I'm using tiddlywiki and I must say it's doing an amazing job. It doesn't stand on the way, works via mobile, everything is fine so far. I am slowly transitioning from Evernote. However if someone doesn't pick-it-up it will probably cease[1] by the end of 2016.

[1] http://osmo-service.tiddlyspace.com/ServiceUpdate20160112

davelnewton 10 years ago

Wiki, that way other people can contribute as they learn incrementally.
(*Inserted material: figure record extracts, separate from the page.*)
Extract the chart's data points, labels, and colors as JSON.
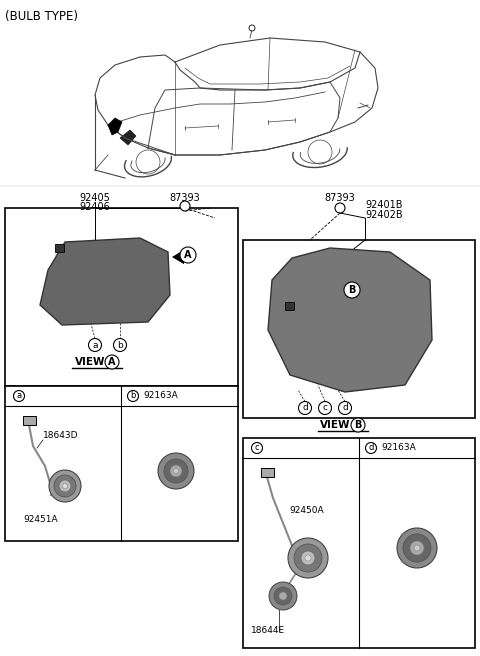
{
  "title": "(BULB TYPE)",
  "background": "#ffffff",
  "labels": {
    "left_part_numbers_top": "92405",
    "left_part_numbers_bot": "92406",
    "left_screw_label": "87393",
    "right_screw_label": "87393",
    "right_part_top": "92401B",
    "right_part_bot": "92402B",
    "view_a": "VIEW",
    "view_b": "VIEW",
    "box_a_left_label": "a",
    "box_a_right_label": "b",
    "box_a_right_part": "92163A",
    "box_a_left_part1": "18643D",
    "box_a_left_part2": "92451A",
    "box_b_left_label": "c",
    "box_b_right_label": "d",
    "box_b_right_part": "92163A",
    "box_b_left_part1": "92450A",
    "box_b_left_part2": "18644E",
    "circle_A": "A",
    "circle_B": "B"
  },
  "colors": {
    "black": "#000000",
    "dark_gray": "#444444",
    "mid_gray": "#777777",
    "light_gray": "#aaaaaa",
    "lamp_dark": "#555555",
    "lamp_mid": "#888888",
    "lamp_light": "#bbbbbb",
    "box_fill": "#ffffff"
  },
  "layout": {
    "fig_w": 4.8,
    "fig_h": 6.56,
    "dpi": 100
  }
}
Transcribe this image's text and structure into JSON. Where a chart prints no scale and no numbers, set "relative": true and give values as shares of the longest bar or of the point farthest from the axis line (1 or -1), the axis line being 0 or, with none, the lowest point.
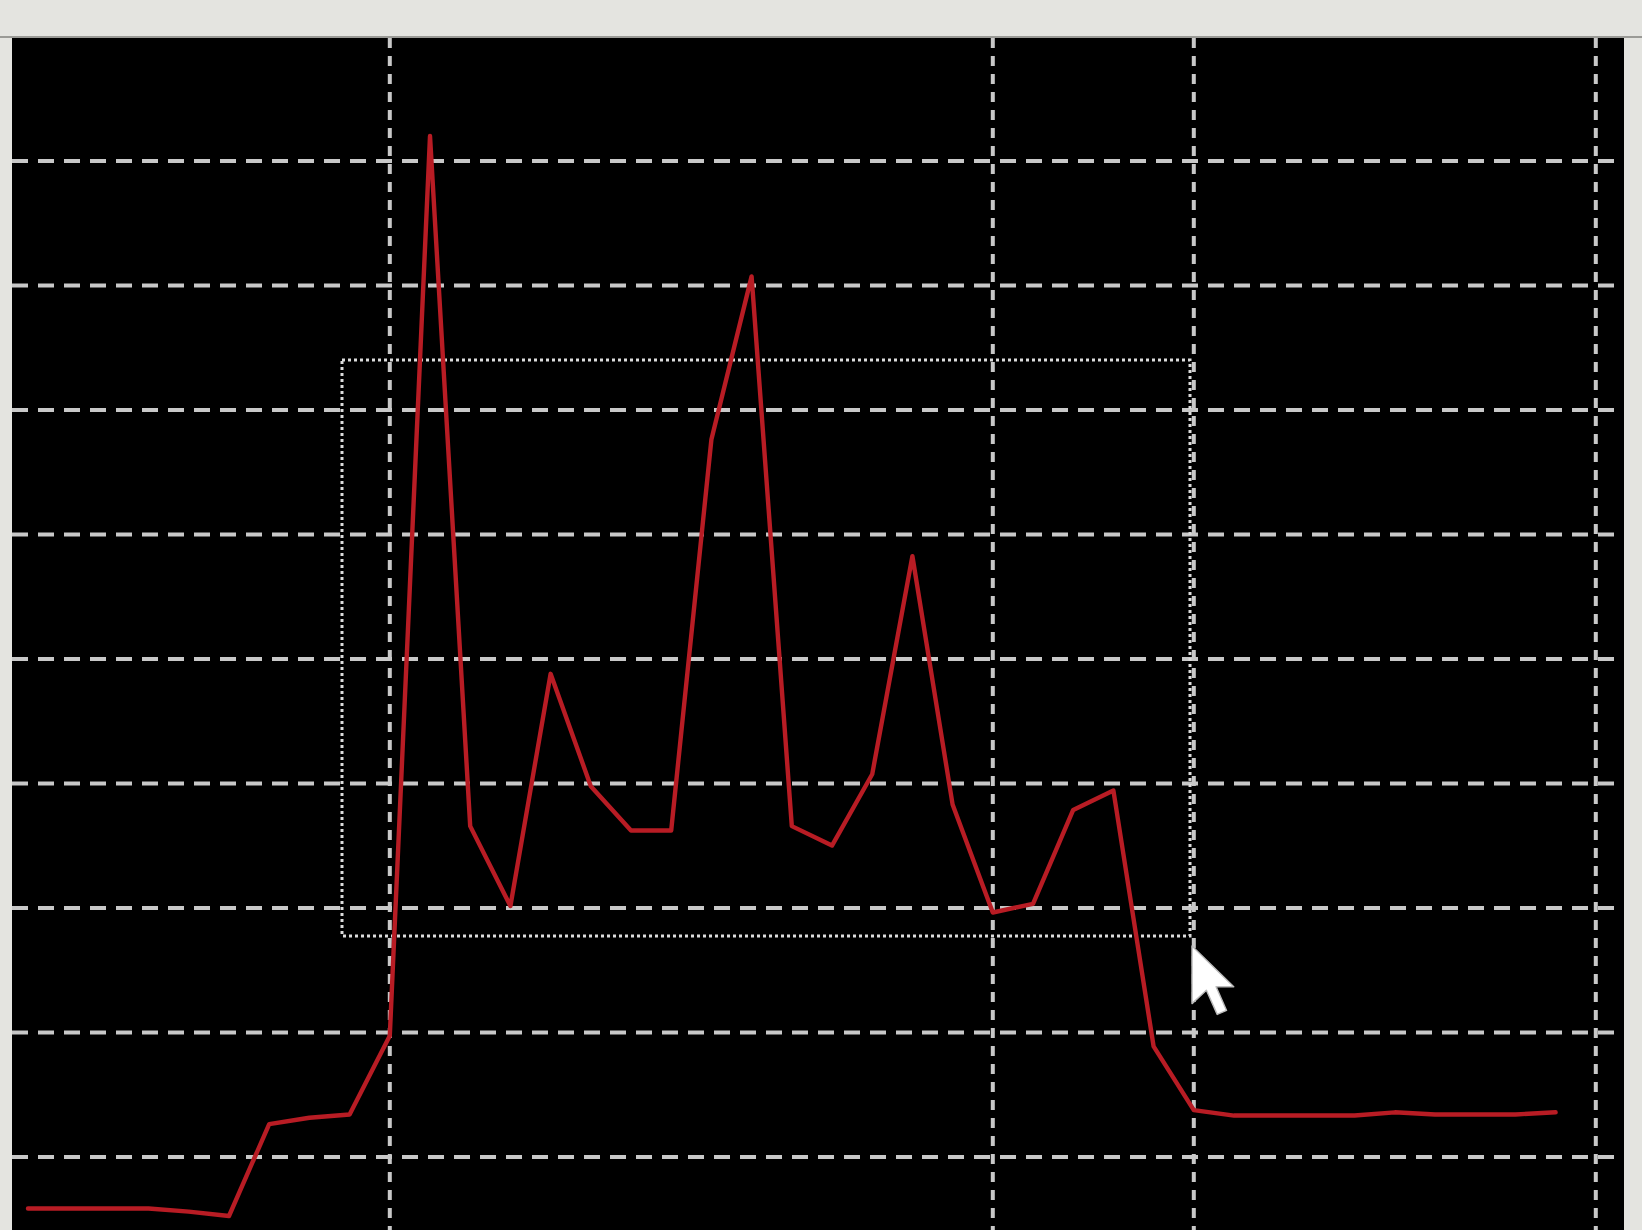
{
  "chart_data": {
    "type": "line",
    "relative": true,
    "grid": true,
    "categories": [
      null,
      null,
      null,
      null,
      null,
      null,
      null,
      null,
      null,
      null,
      null,
      null,
      null,
      null,
      null,
      null,
      null,
      null,
      null,
      null,
      null,
      null,
      null,
      null,
      null,
      null,
      null,
      null,
      null,
      null,
      null,
      null,
      null,
      null,
      null,
      null,
      null,
      null,
      null
    ],
    "series": [
      {
        "color": "#b81c24",
        "values": [
          0.007,
          0.007,
          0.007,
          0.007,
          0.004,
          0,
          0.085,
          0.091,
          0.094,
          0.167,
          1,
          0.361,
          0.287,
          0.502,
          0.398,
          0.357,
          0.357,
          0.719,
          0.87,
          0.361,
          0.343,
          0.409,
          0.611,
          0.381,
          0.281,
          0.289,
          0.376,
          0.394,
          0.157,
          0.098,
          0.093,
          0.093,
          0.093,
          0.093,
          0.096,
          0.094,
          0.094,
          0.094,
          0.096
        ]
      }
    ]
  }
}
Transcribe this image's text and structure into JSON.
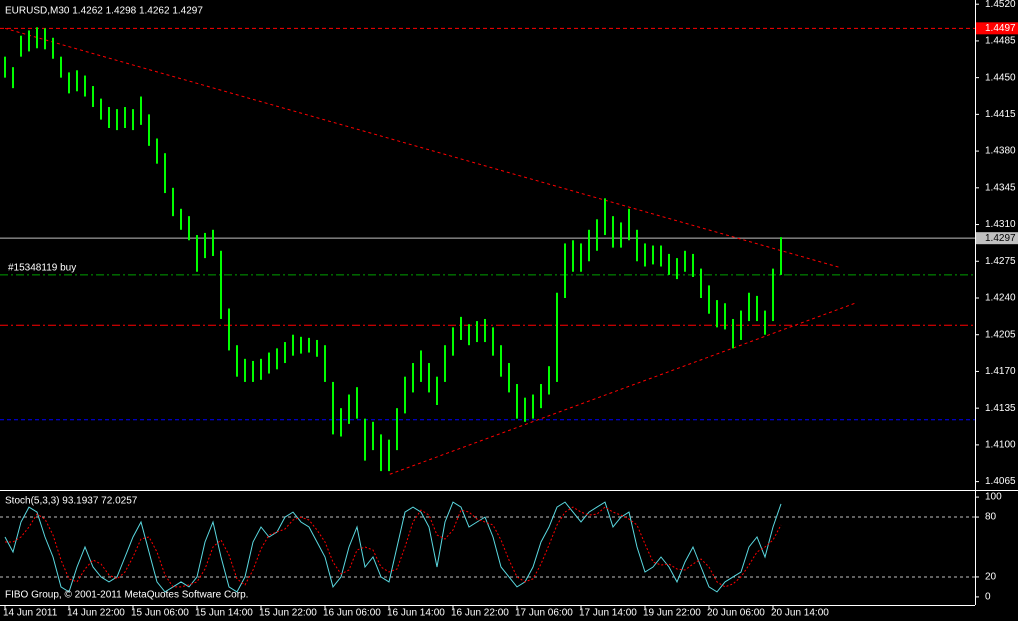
{
  "chart_data": [
    {
      "type": "range-bar",
      "title": "EURUSD,M30  1.4262 1.4298 1.4262 1.4297",
      "color": "#00ff00",
      "high": [
        1.447,
        1.446,
        1.449,
        1.4495,
        1.4498,
        1.4497,
        1.4488,
        1.447,
        1.4455,
        1.4457,
        1.4452,
        1.4442,
        1.443,
        1.4422,
        1.442,
        1.4422,
        1.442,
        1.4432,
        1.4415,
        1.4392,
        1.4378,
        1.4345,
        1.4325,
        1.4318,
        1.43,
        1.4302,
        1.4305,
        1.4285,
        1.423,
        1.4195,
        1.4182,
        1.418,
        1.4182,
        1.4188,
        1.4192,
        1.4198,
        1.4205,
        1.4203,
        1.4202,
        1.42,
        1.4195,
        1.416,
        1.4135,
        1.4148,
        1.4155,
        1.4125,
        1.4122,
        1.411,
        1.4105,
        1.4135,
        1.4165,
        1.4178,
        1.419,
        1.4178,
        1.4165,
        1.4195,
        1.4212,
        1.4222,
        1.4215,
        1.4218,
        1.422,
        1.4212,
        1.4195,
        1.4178,
        1.4158,
        1.4145,
        1.4148,
        1.4158,
        1.4175,
        1.4245,
        1.4292,
        1.4295,
        1.4292,
        1.4305,
        1.4315,
        1.4335,
        1.4318,
        1.4312,
        1.4325,
        1.4305,
        1.4292,
        1.429,
        1.429,
        1.4282,
        1.4278,
        1.4285,
        1.4282,
        1.4268,
        1.4252,
        1.4238,
        1.4235,
        1.422,
        1.4228,
        1.4245,
        1.4242,
        1.4228,
        1.4268,
        1.4298
      ],
      "low": [
        1.445,
        1.444,
        1.447,
        1.4475,
        1.4478,
        1.4477,
        1.4468,
        1.445,
        1.4435,
        1.4437,
        1.4432,
        1.4422,
        1.441,
        1.4402,
        1.44,
        1.4402,
        1.44,
        1.4405,
        1.4385,
        1.4368,
        1.434,
        1.4318,
        1.4305,
        1.4295,
        1.4265,
        1.4278,
        1.428,
        1.422,
        1.419,
        1.4165,
        1.416,
        1.416,
        1.4162,
        1.4168,
        1.4172,
        1.4178,
        1.4185,
        1.4187,
        1.4188,
        1.4184,
        1.416,
        1.411,
        1.4108,
        1.412,
        1.4125,
        1.4085,
        1.4095,
        1.4075,
        1.4075,
        1.4095,
        1.413,
        1.415,
        1.416,
        1.415,
        1.4138,
        1.416,
        1.4185,
        1.42,
        1.4195,
        1.4198,
        1.4198,
        1.4185,
        1.4165,
        1.415,
        1.4125,
        1.4122,
        1.4125,
        1.4135,
        1.4148,
        1.416,
        1.424,
        1.4265,
        1.4265,
        1.4275,
        1.4285,
        1.43,
        1.4288,
        1.4288,
        1.4295,
        1.4275,
        1.427,
        1.4272,
        1.427,
        1.4262,
        1.4258,
        1.4265,
        1.426,
        1.424,
        1.4225,
        1.4212,
        1.421,
        1.4192,
        1.42,
        1.4218,
        1.4218,
        1.4205,
        1.4218,
        1.4262
      ],
      "ylim": [
        1.4057,
        1.4524
      ],
      "yticks": [
        {
          "value": 1.452,
          "label": "1.4520"
        },
        {
          "value": 1.4485,
          "label": "1.4485"
        },
        {
          "value": 1.445,
          "label": "1.4450"
        },
        {
          "value": 1.4415,
          "label": "1.4415"
        },
        {
          "value": 1.438,
          "label": "1.4380"
        },
        {
          "value": 1.4345,
          "label": "1.4345"
        },
        {
          "value": 1.431,
          "label": "1.4310"
        },
        {
          "value": 1.4275,
          "label": "1.4275"
        },
        {
          "value": 1.424,
          "label": "1.4240"
        },
        {
          "value": 1.4205,
          "label": "1.4205"
        },
        {
          "value": 1.417,
          "label": "1.4170"
        },
        {
          "value": 1.4135,
          "label": "1.4135"
        },
        {
          "value": 1.41,
          "label": "1.4100"
        },
        {
          "value": 1.4065,
          "label": "1.4065"
        }
      ],
      "xlim": [
        -0.625,
        121.25
      ],
      "levels": [
        {
          "value": 1.4497,
          "color": "#ff0000",
          "style": "dash",
          "label": "1.4497"
        },
        {
          "value": 1.4297,
          "color": "#c0c0c0",
          "style": "solid",
          "label": "1.4297"
        },
        {
          "value": 1.4262,
          "color": "#00a000",
          "style": "dashdot",
          "text": "#15348119 buy"
        },
        {
          "value": 1.4214,
          "color": "#ff0000",
          "style": "dashdot"
        },
        {
          "value": 1.4124,
          "color": "#0000ff",
          "style": "dash"
        }
      ],
      "trendlines": [
        {
          "x": [
            0,
            104.4
          ],
          "y": [
            1.4497,
            1.4269
          ],
          "color": "#ff0000"
        },
        {
          "x": [
            48.1,
            106.25
          ],
          "y": [
            1.4072,
            1.4235
          ],
          "color": "#ff0000"
        }
      ]
    },
    {
      "type": "line",
      "title": "Stoch(5,3,3) 93.1937 72.0257",
      "footer": "FIBO Group, © 2001-2011 MetaQuotes Software Corp.",
      "series": [
        {
          "name": "Main",
          "color": "#5ad8e0",
          "style": "solid",
          "values": [
            60,
            45,
            75,
            90,
            85,
            60,
            40,
            10,
            5,
            30,
            50,
            30,
            20,
            15,
            20,
            40,
            60,
            75,
            45,
            15,
            5,
            10,
            15,
            10,
            20,
            55,
            75,
            40,
            10,
            5,
            20,
            55,
            70,
            60,
            65,
            80,
            85,
            75,
            70,
            55,
            40,
            10,
            20,
            50,
            70,
            30,
            40,
            20,
            15,
            50,
            85,
            90,
            85,
            70,
            30,
            75,
            95,
            90,
            70,
            75,
            80,
            60,
            30,
            20,
            10,
            15,
            30,
            55,
            70,
            90,
            95,
            85,
            75,
            85,
            90,
            95,
            70,
            80,
            85,
            50,
            25,
            30,
            40,
            30,
            15,
            35,
            50,
            30,
            10,
            5,
            15,
            20,
            25,
            50,
            60,
            40,
            70,
            93.1937
          ]
        },
        {
          "name": "Signal",
          "color": "#ff0000",
          "style": "dot",
          "values": [
            55,
            55,
            60,
            70,
            83,
            78,
            62,
            37,
            18,
            15,
            28,
            37,
            33,
            22,
            18,
            25,
            40,
            58,
            60,
            45,
            22,
            10,
            10,
            12,
            15,
            28,
            50,
            57,
            42,
            18,
            12,
            27,
            48,
            62,
            65,
            68,
            77,
            80,
            77,
            67,
            55,
            35,
            23,
            27,
            47,
            50,
            47,
            30,
            25,
            28,
            50,
            75,
            87,
            82,
            62,
            58,
            67,
            87,
            85,
            78,
            75,
            72,
            57,
            37,
            20,
            15,
            18,
            33,
            52,
            72,
            85,
            90,
            85,
            82,
            83,
            90,
            85,
            82,
            78,
            72,
            53,
            35,
            32,
            33,
            28,
            27,
            33,
            38,
            30,
            15,
            10,
            13,
            20,
            32,
            45,
            50,
            57,
            72.0257
          ]
        }
      ],
      "ylim": [
        -8.1,
        106.1
      ],
      "yticks": [
        100,
        80,
        20,
        0
      ],
      "levels": [
        80,
        20
      ],
      "xlim": [
        -0.625,
        121.25
      ],
      "xticks": [
        {
          "value": 0,
          "label": "14 Jun 2011"
        },
        {
          "value": 8,
          "label": "14 Jun 22:00"
        },
        {
          "value": 16,
          "label": "15 Jun 06:00"
        },
        {
          "value": 24,
          "label": "15 Jun 14:00"
        },
        {
          "value": 32,
          "label": "15 Jun 22:00"
        },
        {
          "value": 40,
          "label": "16 Jun 06:00"
        },
        {
          "value": 48,
          "label": "16 Jun 14:00"
        },
        {
          "value": 56,
          "label": "16 Jun 22:00"
        },
        {
          "value": 64,
          "label": "17 Jun 06:00"
        },
        {
          "value": 72,
          "label": "17 Jun 14:00"
        },
        {
          "value": 80,
          "label": "19 Jun 22:00"
        },
        {
          "value": 88,
          "label": "20 Jun 06:00"
        },
        {
          "value": 96,
          "label": "20 Jun 14:00"
        }
      ]
    }
  ]
}
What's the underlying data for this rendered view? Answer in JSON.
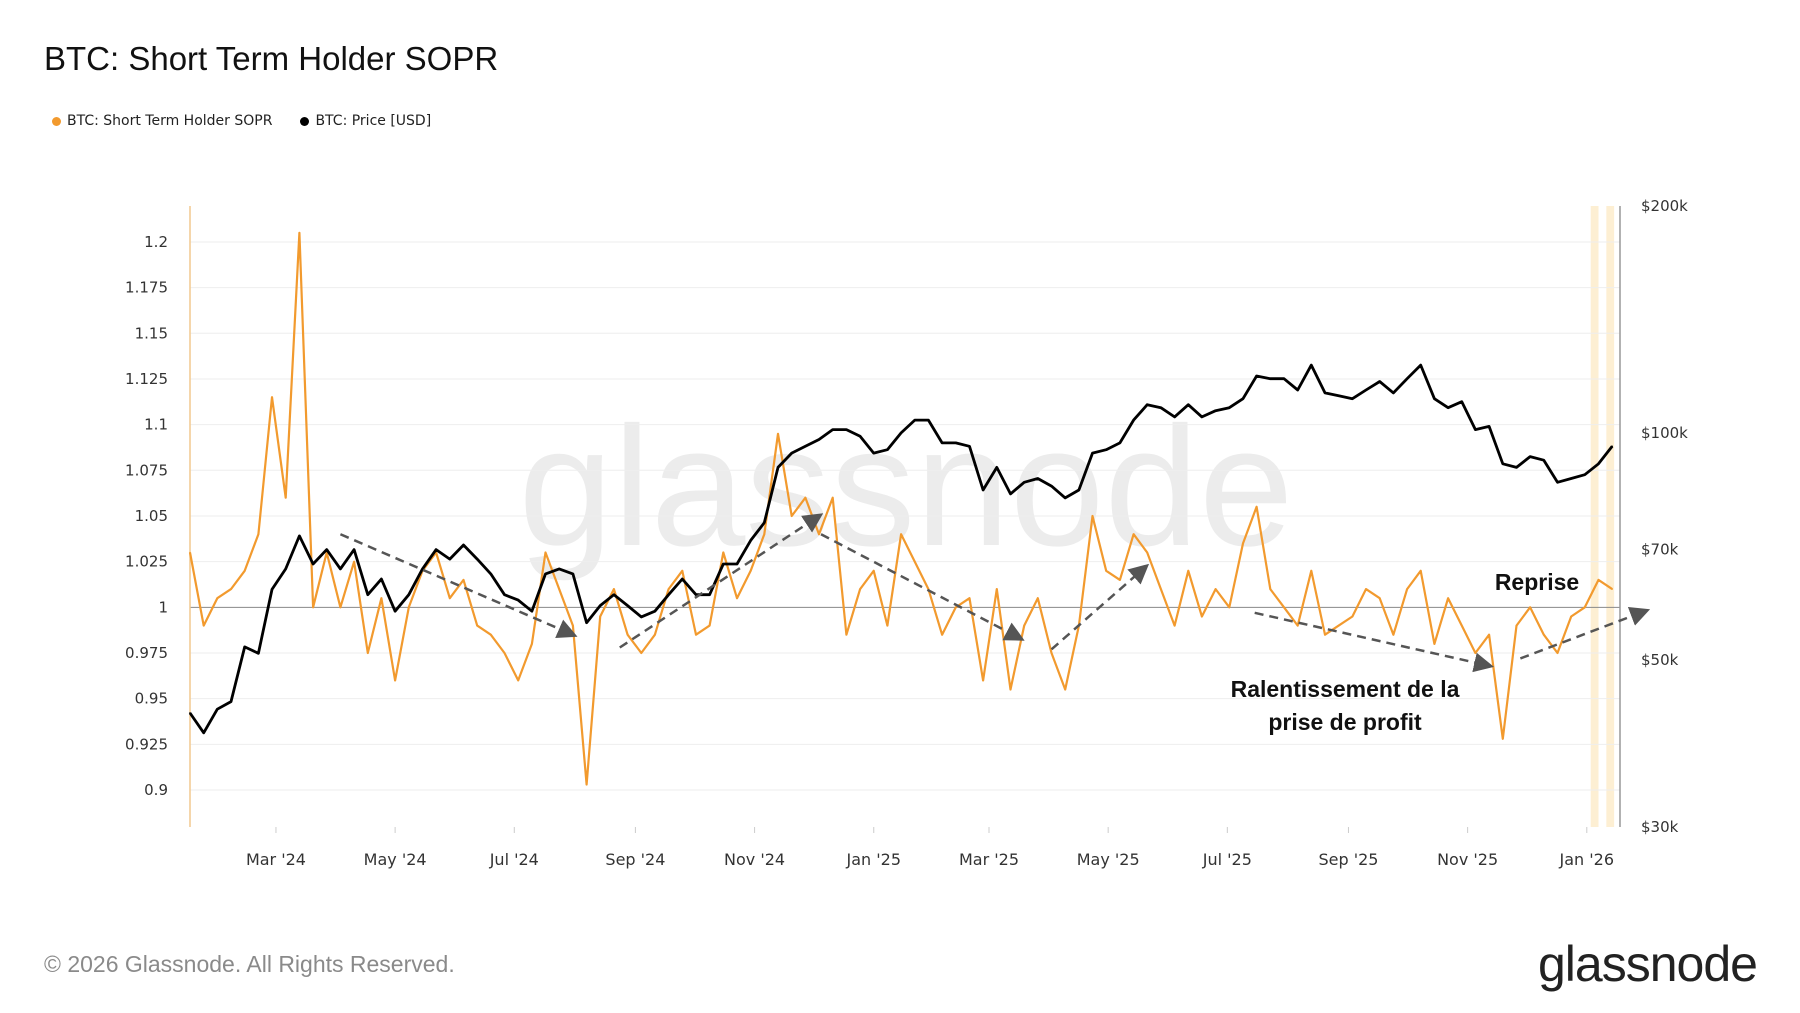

Wiki gardening is a thing, though, and without it, doom will follow.

At my last job we did the same thing, but I heavily customized the wiki to include endpoint testing, DB access, context-sensitive autocomplete, etc. It was pretty cool.

  • seeyesOP 10 years ago

    I use wiki for stuff the team would care about. But asking this for personal use. For eg, there might be some git commands that I learned that I want to write down, everyone else may not really care about it/ may already know it.

    • davelnewton 10 years ago

      Same answer; wiki, with customization for search.

      Lately I use nvAlt, and now I may switch to Quiver (OS X), for a lot of that. I might even switch to Dash (of which there are Linux variants) after I explore its snippets and note-taking capabilities.

ApolloRising 10 years ago

I found Evernote was the easiest way to always have it around.

afarrell 10 years ago

A directory of markdown files. I use git for version control.

tugberkk 10 years ago

I just write them to text files and usually lose them.